Portuguese police also revealed that they had intended to arrest the pair in the Madeiran capital Funchal on the ship’s first European stop from the Caribbean. 

They had to delay the arrests until the boat reached Lisbon because bad weather meant the Funchal stop was cancelled.

They also said it was possible the nine kilos of cocaine they discovered hidden inside false bottoms in the couple’s suitcases were bound for London – as the next stop after Lisbon was Tilbury, on the River Thames.

The pair had just sailed from St Lucia to Lisbon on board the Marco Polo cruise ship (file image) and were bound for London when they were arrested

The pair had just sailed from St Lucia to Lisbon on board the Marco Polo cruise ship (file image) and were bound for London when they were arrested

The Clarkes had spent several years living in a rented villa in Guadamar del Segura near Alicante on the Costa Blanca after emigrating from the UK.

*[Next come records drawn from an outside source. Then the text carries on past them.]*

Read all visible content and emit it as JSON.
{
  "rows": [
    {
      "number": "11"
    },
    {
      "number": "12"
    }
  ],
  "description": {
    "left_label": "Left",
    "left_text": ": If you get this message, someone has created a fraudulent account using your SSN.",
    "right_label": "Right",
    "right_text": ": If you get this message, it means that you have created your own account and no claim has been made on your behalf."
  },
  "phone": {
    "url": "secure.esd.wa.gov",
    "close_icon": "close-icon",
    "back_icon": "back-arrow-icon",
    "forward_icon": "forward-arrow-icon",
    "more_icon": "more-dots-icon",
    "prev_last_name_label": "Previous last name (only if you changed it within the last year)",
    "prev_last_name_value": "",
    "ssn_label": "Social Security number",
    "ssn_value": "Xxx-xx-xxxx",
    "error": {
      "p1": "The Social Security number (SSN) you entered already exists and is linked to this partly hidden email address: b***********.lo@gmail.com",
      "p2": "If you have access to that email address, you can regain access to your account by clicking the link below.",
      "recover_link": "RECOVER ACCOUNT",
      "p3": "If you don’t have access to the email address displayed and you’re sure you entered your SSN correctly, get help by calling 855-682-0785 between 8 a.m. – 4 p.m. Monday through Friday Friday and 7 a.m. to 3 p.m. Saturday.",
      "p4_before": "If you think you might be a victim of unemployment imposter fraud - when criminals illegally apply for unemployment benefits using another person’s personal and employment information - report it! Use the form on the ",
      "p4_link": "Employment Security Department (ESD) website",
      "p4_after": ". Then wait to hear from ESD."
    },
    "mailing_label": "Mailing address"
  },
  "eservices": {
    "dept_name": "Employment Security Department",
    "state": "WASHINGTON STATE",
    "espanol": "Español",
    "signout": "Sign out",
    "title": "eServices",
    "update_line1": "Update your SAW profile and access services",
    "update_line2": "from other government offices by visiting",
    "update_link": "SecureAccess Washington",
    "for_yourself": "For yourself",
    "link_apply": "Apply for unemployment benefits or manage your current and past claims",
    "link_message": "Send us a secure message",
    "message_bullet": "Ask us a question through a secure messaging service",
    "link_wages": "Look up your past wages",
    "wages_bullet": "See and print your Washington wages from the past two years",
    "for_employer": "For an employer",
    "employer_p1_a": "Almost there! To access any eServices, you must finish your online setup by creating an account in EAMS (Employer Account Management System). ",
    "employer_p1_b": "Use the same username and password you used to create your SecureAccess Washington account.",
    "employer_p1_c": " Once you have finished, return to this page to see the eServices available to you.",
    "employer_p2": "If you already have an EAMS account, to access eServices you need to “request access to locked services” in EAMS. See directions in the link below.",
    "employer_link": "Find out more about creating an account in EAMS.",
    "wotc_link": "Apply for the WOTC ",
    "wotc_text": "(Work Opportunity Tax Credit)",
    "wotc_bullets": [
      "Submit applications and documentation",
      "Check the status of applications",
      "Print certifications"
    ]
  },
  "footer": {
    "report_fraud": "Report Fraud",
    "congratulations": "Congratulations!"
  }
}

Roger, Sue’s second husband, told expat neighbours he had been jailed in the past for smuggling cigarettes but it emerged after his arrest he and his wife had done prison time in Norway for smuggling cannabis.

He was jailed for five years and Sue for three years nine months. They had fled the country while on bail following their arrests in September 2004 and were handed their sentences after being extradited back to the country.

It later emerged they had been on at least 16 drug-smuggling trips to Norway in an old Nissan car, importing cannabis worth £1million over 15 months.

Although Roger was born Roger Button, he is referred to in the Portuguese state prosecution indictment by his current surname of Clarke.

Reports after his arrest in Lisbon last year said he had bragged to fellow holidaymakers on the couple’s Caribbean cruise that they paid just £160 for the four holdalls the drugs were found in on the island of St Lucia and claimed the luggage would have cost them £1,500 in Harrods.

Former friends Paul and Pauline Craven revealed after the Clarkes were held that their relationship soured when they refused Roger’s offer of a free all-expenses-paid transatlantic cruise.

The couple, who live near Guardamar del Segura, said the invite came with the condition they had to bring back designer suitcases he would buy for them cheap in the Caribbean and resell to Harrods for a massive profit.

Although the street value of the nine kilos the Clarkes were caught with was initially put at £2million, experts later said they thought the cocaine was worth around £1million.